A Mixture-of-Experts Model for Multimodal Emotion Recognition in Conversations
This work provides an incremental improvement in multimodal emotion recognition for conversational AI systems by outperforming existing baselines.
This paper tackles multimodal emotion recognition in conversations by proposing MiSTER-E, a Mixture-of-Experts framework that decouples modality-specific context modeling and multimodal information fusion. The model achieves weighted F1-scores of 70.9% on IEMOCAP, 69.5% on MELD, and 87.9% on MOSI, outperforming several baseline systems.

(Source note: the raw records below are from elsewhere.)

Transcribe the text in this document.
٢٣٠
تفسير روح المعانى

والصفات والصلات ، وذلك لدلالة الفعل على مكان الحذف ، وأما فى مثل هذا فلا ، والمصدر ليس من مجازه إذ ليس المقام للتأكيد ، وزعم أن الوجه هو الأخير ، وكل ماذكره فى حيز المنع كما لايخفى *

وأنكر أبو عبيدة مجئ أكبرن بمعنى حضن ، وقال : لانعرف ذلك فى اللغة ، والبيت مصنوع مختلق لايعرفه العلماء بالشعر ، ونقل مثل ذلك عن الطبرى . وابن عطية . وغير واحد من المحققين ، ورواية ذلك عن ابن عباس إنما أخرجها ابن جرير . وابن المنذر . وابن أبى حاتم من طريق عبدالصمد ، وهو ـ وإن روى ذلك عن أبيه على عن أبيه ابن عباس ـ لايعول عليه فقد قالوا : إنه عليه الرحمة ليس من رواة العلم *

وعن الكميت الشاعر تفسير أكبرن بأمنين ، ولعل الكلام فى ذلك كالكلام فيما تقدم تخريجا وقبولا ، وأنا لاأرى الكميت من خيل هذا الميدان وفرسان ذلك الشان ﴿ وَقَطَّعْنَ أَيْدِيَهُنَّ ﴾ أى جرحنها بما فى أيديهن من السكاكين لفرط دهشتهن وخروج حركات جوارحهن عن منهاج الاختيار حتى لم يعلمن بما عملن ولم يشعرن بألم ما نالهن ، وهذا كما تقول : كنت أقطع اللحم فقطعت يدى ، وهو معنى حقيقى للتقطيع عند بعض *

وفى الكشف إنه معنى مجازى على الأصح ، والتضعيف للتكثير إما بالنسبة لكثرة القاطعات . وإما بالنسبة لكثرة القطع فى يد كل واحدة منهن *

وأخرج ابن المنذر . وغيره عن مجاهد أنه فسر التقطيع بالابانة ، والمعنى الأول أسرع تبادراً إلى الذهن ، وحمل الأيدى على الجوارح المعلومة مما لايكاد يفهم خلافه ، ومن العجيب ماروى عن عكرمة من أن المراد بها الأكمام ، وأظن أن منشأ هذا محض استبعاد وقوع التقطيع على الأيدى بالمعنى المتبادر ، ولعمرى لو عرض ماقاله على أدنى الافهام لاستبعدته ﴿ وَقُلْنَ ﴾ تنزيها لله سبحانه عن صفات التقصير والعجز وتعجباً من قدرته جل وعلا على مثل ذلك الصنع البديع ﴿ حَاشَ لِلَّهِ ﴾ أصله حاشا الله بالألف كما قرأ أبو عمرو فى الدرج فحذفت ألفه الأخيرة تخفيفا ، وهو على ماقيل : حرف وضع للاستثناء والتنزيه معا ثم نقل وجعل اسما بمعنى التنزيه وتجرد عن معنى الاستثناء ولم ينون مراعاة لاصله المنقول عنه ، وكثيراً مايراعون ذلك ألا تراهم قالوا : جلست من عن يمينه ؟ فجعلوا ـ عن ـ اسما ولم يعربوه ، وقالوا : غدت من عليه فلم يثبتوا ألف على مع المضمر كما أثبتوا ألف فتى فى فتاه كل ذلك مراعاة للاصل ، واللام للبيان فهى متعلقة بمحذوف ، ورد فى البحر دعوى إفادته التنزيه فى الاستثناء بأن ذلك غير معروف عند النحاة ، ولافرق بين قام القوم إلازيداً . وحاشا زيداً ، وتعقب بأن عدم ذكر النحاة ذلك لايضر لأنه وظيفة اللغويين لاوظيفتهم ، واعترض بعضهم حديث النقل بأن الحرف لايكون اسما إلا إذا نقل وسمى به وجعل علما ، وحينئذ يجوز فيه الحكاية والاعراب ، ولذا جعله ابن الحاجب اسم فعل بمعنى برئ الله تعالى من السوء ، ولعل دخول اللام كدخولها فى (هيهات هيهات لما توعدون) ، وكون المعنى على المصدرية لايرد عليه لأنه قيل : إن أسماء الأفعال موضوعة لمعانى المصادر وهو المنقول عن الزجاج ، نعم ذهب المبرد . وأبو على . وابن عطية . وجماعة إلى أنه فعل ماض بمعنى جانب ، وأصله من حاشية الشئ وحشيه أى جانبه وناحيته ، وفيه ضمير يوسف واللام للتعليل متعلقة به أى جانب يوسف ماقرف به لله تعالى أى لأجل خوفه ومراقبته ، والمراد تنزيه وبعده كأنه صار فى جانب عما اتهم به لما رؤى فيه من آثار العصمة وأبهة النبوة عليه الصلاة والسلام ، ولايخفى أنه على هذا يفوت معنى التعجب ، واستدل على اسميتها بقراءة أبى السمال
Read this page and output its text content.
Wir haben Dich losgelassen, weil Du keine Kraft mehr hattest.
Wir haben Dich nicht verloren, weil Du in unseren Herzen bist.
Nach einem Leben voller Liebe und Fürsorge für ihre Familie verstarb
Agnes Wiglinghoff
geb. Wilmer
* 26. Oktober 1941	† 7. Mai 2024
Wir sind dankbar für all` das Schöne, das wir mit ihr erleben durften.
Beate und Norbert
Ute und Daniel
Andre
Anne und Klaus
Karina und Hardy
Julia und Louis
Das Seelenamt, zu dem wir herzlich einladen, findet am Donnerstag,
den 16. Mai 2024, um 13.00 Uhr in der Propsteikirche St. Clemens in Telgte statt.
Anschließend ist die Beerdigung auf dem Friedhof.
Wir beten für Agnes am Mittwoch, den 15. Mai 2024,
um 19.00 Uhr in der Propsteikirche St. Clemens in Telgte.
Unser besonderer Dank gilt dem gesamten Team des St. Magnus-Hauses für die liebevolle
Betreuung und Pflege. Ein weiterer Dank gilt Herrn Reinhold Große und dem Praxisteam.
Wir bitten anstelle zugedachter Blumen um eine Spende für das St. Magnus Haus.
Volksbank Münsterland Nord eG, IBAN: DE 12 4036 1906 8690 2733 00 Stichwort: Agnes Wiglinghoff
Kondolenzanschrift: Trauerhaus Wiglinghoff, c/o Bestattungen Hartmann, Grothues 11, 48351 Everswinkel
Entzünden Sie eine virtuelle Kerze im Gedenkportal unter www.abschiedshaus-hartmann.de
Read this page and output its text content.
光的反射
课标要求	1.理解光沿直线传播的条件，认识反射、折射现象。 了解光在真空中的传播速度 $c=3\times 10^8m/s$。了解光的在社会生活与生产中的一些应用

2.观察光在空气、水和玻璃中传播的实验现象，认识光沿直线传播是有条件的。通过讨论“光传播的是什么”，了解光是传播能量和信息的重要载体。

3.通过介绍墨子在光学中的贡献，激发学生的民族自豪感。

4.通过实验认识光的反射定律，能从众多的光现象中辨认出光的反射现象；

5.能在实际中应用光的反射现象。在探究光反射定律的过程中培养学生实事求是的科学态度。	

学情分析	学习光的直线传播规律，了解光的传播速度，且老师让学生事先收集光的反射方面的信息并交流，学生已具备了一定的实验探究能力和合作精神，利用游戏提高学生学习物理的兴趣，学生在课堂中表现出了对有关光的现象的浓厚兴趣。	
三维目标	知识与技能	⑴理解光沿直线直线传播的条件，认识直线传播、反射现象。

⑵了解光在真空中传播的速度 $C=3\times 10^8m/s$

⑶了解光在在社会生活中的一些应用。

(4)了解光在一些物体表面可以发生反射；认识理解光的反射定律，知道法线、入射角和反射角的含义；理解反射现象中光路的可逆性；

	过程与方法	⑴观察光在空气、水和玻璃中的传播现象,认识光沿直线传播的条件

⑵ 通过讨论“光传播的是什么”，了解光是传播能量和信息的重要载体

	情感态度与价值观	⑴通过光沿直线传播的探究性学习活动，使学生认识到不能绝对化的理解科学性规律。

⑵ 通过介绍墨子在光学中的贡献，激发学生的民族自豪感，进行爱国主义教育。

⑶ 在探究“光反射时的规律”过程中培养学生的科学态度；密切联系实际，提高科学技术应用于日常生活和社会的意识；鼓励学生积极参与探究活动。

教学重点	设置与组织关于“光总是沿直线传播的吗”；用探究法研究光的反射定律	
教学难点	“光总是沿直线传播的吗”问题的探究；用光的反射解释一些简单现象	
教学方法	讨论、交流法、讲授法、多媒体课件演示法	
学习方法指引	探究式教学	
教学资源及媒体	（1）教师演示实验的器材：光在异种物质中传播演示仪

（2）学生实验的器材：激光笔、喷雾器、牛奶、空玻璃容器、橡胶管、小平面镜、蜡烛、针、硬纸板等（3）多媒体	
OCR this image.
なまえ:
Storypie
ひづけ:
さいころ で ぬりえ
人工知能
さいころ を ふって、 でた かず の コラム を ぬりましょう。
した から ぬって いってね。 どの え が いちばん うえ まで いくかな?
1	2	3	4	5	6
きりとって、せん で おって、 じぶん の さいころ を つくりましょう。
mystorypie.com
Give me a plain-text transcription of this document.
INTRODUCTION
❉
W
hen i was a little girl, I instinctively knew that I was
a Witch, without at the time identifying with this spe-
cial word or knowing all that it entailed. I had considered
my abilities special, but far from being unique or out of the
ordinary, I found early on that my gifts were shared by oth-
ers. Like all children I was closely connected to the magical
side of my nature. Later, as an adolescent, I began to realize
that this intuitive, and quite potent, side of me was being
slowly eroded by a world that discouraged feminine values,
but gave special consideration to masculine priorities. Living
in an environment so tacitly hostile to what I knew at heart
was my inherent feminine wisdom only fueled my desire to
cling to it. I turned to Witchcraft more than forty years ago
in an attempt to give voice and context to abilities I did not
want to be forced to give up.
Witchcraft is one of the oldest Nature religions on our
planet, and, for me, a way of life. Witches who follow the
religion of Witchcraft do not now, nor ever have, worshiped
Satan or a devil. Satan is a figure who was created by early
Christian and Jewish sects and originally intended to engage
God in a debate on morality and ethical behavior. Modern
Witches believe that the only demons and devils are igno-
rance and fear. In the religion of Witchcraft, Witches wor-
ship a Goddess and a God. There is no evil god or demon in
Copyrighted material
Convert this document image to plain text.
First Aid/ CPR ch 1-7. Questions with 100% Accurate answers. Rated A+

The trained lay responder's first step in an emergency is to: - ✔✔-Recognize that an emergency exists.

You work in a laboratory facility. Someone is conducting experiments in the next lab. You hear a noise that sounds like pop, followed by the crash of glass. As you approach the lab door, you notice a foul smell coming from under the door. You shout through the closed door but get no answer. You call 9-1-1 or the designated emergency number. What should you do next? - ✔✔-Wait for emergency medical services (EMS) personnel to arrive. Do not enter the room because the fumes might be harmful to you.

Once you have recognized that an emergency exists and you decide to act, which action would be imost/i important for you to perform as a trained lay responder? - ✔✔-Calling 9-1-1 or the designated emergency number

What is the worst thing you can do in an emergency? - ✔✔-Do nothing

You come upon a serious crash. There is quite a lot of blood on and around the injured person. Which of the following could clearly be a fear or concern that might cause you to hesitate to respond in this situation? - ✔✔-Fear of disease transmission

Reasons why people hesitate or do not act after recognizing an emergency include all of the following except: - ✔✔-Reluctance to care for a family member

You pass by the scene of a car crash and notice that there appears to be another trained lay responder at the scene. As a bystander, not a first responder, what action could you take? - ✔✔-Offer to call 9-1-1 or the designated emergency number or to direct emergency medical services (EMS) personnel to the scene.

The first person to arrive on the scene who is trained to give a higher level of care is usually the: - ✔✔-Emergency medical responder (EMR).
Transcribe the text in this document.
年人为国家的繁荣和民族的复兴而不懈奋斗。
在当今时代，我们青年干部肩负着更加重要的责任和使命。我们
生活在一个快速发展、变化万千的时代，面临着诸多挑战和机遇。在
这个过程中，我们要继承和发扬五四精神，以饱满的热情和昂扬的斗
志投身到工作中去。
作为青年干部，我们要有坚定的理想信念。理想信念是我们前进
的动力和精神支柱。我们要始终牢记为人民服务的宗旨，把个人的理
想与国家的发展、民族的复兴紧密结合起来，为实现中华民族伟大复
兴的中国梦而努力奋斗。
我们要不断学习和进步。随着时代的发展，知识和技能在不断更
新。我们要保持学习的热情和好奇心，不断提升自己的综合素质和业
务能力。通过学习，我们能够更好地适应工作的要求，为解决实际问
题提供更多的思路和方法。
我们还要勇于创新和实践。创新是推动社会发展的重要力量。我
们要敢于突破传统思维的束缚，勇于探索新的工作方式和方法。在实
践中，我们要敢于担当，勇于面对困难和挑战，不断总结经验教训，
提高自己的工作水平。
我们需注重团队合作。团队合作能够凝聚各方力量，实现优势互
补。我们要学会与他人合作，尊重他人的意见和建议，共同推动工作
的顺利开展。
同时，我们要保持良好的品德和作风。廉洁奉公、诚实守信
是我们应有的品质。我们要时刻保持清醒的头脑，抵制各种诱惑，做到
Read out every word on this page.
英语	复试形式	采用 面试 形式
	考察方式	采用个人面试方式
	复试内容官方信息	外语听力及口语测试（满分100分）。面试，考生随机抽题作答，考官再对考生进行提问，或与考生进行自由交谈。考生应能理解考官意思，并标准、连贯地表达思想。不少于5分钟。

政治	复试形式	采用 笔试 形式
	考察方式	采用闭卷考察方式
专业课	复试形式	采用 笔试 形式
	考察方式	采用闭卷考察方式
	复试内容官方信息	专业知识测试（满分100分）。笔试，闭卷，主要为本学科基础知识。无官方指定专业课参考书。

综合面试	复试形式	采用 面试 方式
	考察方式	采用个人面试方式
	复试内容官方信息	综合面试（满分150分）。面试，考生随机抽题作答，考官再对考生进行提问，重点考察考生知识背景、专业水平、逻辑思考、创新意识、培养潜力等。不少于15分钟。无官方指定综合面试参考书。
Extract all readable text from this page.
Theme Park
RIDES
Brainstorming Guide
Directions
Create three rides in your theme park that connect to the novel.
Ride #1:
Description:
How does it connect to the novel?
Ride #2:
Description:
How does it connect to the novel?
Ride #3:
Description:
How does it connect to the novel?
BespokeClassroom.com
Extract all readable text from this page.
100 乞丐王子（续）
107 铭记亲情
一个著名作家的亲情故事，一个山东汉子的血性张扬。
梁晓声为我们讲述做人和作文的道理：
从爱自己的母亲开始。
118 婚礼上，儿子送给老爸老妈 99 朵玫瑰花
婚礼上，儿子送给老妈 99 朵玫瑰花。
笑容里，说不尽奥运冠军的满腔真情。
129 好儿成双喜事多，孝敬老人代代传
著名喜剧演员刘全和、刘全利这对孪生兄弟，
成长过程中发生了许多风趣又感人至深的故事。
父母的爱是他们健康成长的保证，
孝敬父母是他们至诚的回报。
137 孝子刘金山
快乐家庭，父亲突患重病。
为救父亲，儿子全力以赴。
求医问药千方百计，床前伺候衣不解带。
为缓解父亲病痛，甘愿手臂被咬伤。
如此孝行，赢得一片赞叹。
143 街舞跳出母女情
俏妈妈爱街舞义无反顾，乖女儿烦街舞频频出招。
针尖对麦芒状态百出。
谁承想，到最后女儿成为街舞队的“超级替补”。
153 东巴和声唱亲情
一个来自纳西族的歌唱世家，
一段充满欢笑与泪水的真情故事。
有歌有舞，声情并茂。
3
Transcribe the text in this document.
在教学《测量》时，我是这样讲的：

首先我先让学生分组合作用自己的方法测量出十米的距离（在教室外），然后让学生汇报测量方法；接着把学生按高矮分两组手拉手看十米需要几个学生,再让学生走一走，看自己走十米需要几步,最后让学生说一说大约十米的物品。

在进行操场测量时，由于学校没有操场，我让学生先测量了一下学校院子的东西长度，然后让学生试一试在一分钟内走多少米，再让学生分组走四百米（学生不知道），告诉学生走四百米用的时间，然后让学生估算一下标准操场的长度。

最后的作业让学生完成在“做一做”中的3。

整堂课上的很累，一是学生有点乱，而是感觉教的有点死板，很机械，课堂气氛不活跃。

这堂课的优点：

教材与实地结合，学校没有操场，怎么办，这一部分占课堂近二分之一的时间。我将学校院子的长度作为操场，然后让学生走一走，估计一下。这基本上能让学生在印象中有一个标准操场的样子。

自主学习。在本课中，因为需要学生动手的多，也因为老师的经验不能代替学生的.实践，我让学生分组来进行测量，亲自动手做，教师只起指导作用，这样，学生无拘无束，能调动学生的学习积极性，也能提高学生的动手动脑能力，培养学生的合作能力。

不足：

Emotion Recognition in Conversations (ERC) presents unique challenges, requiring models to capture the temporal flow of multi-turn dialogues and to effectively integrate cues from multiple modalities. We propose Mixture of Speech-Text Experts for Recognition of Emotions (MiSTER-E), a modular Mixture-of-Experts (MoE) framework designed to decouple two core challenges in ERC: modality-specific context modeling and multimodal information fusion. MiSTER-E leverages large language models (LLMs) fine-tuned for both speech and text to provide rich utterance-level embeddings, which are then enhanced through a convolutional-recurrent context modeling layer. The system integrates predictions from three experts-speech-only, text-only, and cross-modal-using a learned gating mechanism that dynamically weighs their outputs. To further encourage consistency and alignment across modalities, we introduce a supervised contrastive loss between paired speech-text representations and a KL-divergence-based regulariza-tion across expert predictions. Importantly, MiSTER-E does not rely on speaker identity at any stage. Experiments on three benchmark datasets-IEMOCAP, MELD, and MOSI-show that our proposal achieves 70.9%, 69.5%, and 87.9% weighted F1-scores respectively, outperforming several baseline speech-text ERC systems. We also provide various ablations to highlight the contributions made in the proposed approach.